Interrogé le 7 juin 1924 par le journal L'Œuvre, M. Dubois-Richard, professeur de Droit Constitutionnel à la faculté de Poitiers, analysait que « du moment que le Président de la République préside le conseil des ministres, qui prépare et qui exécute la politique voulue par la majorité, il est de toute nécessité qu'il n'ait pas pris parti contre cette majorité, autrement sa situation serait impossible [car] dans une démocratie, le dernier mot ne peut pas appartenir à celui qui n'a pas de compte à rendre. [...] Ainsi donc, s'il est dans l'esprit des lois de 1875 que le chef de l'Etat accomplisse son mandat de sept ans, il est aussi dans leur esprit qu'il prenne l'attitude d'arbitre impartial que lui commande absolument son irresponsabilité et la permanence même de sa fonction pour une durée fixe. C'est en prononçant le discours d'Evreux, c'est en prenant parti contre le scrutin d'arrondissement que M. Millerand a créé [ce] précédent dangereux [pour le régime]»11. Ainsi, Millerand, en prenant parti, en sortant de son rôle présidentiel, qui découle de l'esprit de la Constitution et non du texte même, aurait été coupable d'une violation de la Constitution. Léon Duguit est du même avis. Il se demande, après le discours d'Evreux, « le président de la République restait-il dans la légalité constitutionnelle ? Je n'hésite pas à répondre non. En exposant un programme sur les modifications qu'il y aurait lieu d'apporter à la constitution et sur la nécessité de procéder à une révision, M. Millerand prenait au premier chef une attitude politique sans que le président du conseil y fût associé et sans que le parlement pût la contrôler. [...]En agissant et en parlant comme il l'a fait, certainement M. Millerand est allé contre l'esprit et la lettre de notre constitution ».12

La doctrine était unanime sur ce point, Millerand s'était rendu coupable d'une violation de la Constitution en prononçant son discours d'Evreux. Le Cartel avait raison. Pour autant, Millerand mettait en garde les chambres que, si elles demandaient sa démission, à leur tour elles violeraient la Constitution sur le point de l'irresponsabilité présidentielle. Et cette seconde violation était d'autant plus probable qu'il n'existait pas d'organe de contrôle constitutionnel sous la Troisième République.

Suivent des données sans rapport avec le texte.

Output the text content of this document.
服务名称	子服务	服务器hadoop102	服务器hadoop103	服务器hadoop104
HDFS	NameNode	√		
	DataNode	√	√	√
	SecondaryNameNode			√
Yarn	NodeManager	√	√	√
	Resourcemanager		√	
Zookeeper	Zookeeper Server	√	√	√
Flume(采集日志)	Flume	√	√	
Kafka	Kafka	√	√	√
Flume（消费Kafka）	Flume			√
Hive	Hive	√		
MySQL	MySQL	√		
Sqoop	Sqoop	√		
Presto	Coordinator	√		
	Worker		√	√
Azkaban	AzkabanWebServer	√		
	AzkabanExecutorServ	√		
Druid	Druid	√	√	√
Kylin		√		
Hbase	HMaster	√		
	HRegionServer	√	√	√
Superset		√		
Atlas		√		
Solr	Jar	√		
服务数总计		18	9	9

Une question posée aux chambres en l'absence d'organe spécifique de contrôle de constitutionnalité.

Hans Kelsen faisait de la justice constitutionnelle un élément de garantie de la stabilité institutionnelle des régimes : « La garantie juridictionnelle de la Constitution - la justice constitutionnelle - est un élément du système des mesures techniques qui ont pour but d'assurer l'exercice régulier des fonctions étatiques »13. Autrement dit, la justice constitutionnelle ne fait pas partie des moyens de contrôle politique du respect de la Constitution, mais bel et bien des moyens de contrôle technique du respect de la Constitution. La différence est de taille : les premiers sont des moyens de contrôle en opportunité, les seconds, « simplement », des moyens de contrôle en droit. La portée de ces deux contrôles est relativement différente : dans le premier cas, aussi bien la forme que le fond sont contrôlés, dans le second cas, seulement la forme. La première forme de contrôle s'attache à la régularité des pratiques, la seconde forme à la régularité des actes.

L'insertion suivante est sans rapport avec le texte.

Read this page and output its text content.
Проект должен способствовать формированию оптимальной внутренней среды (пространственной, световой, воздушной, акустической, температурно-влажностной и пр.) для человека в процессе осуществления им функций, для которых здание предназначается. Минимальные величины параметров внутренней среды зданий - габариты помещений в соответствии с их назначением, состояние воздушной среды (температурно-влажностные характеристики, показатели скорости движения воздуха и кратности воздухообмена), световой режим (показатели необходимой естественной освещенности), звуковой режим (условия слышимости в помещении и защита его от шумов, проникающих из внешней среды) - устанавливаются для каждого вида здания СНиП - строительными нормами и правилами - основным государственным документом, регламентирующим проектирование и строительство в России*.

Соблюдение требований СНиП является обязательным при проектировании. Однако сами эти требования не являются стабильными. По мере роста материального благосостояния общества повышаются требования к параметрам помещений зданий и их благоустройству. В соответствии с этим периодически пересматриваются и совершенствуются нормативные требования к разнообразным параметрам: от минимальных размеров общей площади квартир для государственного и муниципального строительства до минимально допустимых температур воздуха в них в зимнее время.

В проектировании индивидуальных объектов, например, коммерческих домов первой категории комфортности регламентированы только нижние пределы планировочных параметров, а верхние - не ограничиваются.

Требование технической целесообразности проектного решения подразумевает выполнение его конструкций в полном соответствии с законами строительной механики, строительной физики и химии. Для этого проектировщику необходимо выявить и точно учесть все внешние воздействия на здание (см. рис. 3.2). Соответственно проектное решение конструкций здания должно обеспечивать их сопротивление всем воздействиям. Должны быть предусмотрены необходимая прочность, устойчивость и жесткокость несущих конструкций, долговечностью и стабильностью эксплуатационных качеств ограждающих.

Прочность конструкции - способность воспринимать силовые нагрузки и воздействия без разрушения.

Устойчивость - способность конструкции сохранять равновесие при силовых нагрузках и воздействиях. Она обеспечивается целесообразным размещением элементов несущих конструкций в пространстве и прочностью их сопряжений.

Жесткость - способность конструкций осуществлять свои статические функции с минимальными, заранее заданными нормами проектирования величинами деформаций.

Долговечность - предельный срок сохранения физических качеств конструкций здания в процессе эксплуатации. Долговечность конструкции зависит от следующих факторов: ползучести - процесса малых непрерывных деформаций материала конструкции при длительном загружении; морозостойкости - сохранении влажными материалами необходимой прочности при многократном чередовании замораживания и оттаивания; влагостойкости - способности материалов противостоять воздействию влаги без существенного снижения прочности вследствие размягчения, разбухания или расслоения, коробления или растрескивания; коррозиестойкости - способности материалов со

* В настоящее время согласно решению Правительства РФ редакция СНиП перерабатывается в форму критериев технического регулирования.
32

Les lois constitutionnelles de 1875 n'introduisent aucun de ces deux types de contrôle. Elles ne mettent en place qu'une « Cour de justice » assurée par le Sénat mais qui n'a que des fonctions judiciaires.14 Dès lors, la question constitutionnelle posée par Millerand ne pourra trouver sa réponse que devant les chambres, d'une manière relativement originale car non prévue par les textes constitutionnels. Ce sont les présidents de chambres qui vont jouer les gardiens des textes constitutionnels.

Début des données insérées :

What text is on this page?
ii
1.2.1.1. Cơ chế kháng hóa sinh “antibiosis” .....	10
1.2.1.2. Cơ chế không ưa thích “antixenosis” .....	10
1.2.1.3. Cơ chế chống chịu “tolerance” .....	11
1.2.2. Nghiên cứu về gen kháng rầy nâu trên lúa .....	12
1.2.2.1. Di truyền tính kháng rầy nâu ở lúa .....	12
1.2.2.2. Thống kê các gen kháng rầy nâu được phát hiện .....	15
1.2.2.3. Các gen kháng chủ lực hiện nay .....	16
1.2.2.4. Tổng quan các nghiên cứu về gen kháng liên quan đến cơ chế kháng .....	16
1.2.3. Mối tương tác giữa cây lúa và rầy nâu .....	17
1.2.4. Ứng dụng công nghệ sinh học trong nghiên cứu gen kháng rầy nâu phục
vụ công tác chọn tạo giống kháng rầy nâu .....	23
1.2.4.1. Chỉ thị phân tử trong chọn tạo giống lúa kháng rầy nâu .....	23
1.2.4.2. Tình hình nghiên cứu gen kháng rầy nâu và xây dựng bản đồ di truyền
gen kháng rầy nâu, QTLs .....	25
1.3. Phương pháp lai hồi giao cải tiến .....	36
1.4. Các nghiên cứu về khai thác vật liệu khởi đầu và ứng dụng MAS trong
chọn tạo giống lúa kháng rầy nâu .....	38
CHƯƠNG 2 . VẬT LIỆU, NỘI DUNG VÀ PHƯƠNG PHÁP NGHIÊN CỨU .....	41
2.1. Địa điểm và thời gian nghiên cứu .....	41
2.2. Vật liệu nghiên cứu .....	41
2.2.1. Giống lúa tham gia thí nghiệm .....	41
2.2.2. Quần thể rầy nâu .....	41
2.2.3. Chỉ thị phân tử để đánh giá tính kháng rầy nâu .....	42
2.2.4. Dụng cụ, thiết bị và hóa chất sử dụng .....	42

Le 1er juin 1924, la Chambre nouvellement élue fait sa rentrée postélectorale. Les élus communistes emmenés par Marcel Cachin déposent à la Chambre une motion d'ajournement rédigée comme suit : « La Chambre des députés s'ajourne pour permettre au chef du pouvoir exécutif d'apporter devant elle la démission que le pays lui a imposé à la date du 11 mai »15. Cette motion, en demandant la démission du président de la République, était tout bonnement inconstitutionnelle car allant à l'encontre de l'irresponsabilité présidentielle. Pour autant, les pouvoirs de la Chambre n'ayant pas encore été vérifiés, la Chambre étant seule juge de la régularité de l'élection de ses membres, le président de la chambre ne peut mettre cette motion en débat : « Je suis obligé de faire connaître à mes honorables collègues qu'il ne m'est pas possible de mettre cette motion aux voix parce que la Chambre n'a pas encore vérifié les pouvoirs de ses membres et qu'elle n'est pas constituée. Je dois ajouter que la motion n'est pas constitutionnelle »16. Le président de la Chambre, qui était en l'occurrence M. Pinard, doyen d'âge, se posait donc en gardien de la Constitution, mais de manière indirecte puisque la motion n'est pas mise aux voix, pour des raisons d'ordre technique, la régularité de l'élection de chaque député n'ayant pas été encore vérifiée, et non pour des raisons constitutionnelles.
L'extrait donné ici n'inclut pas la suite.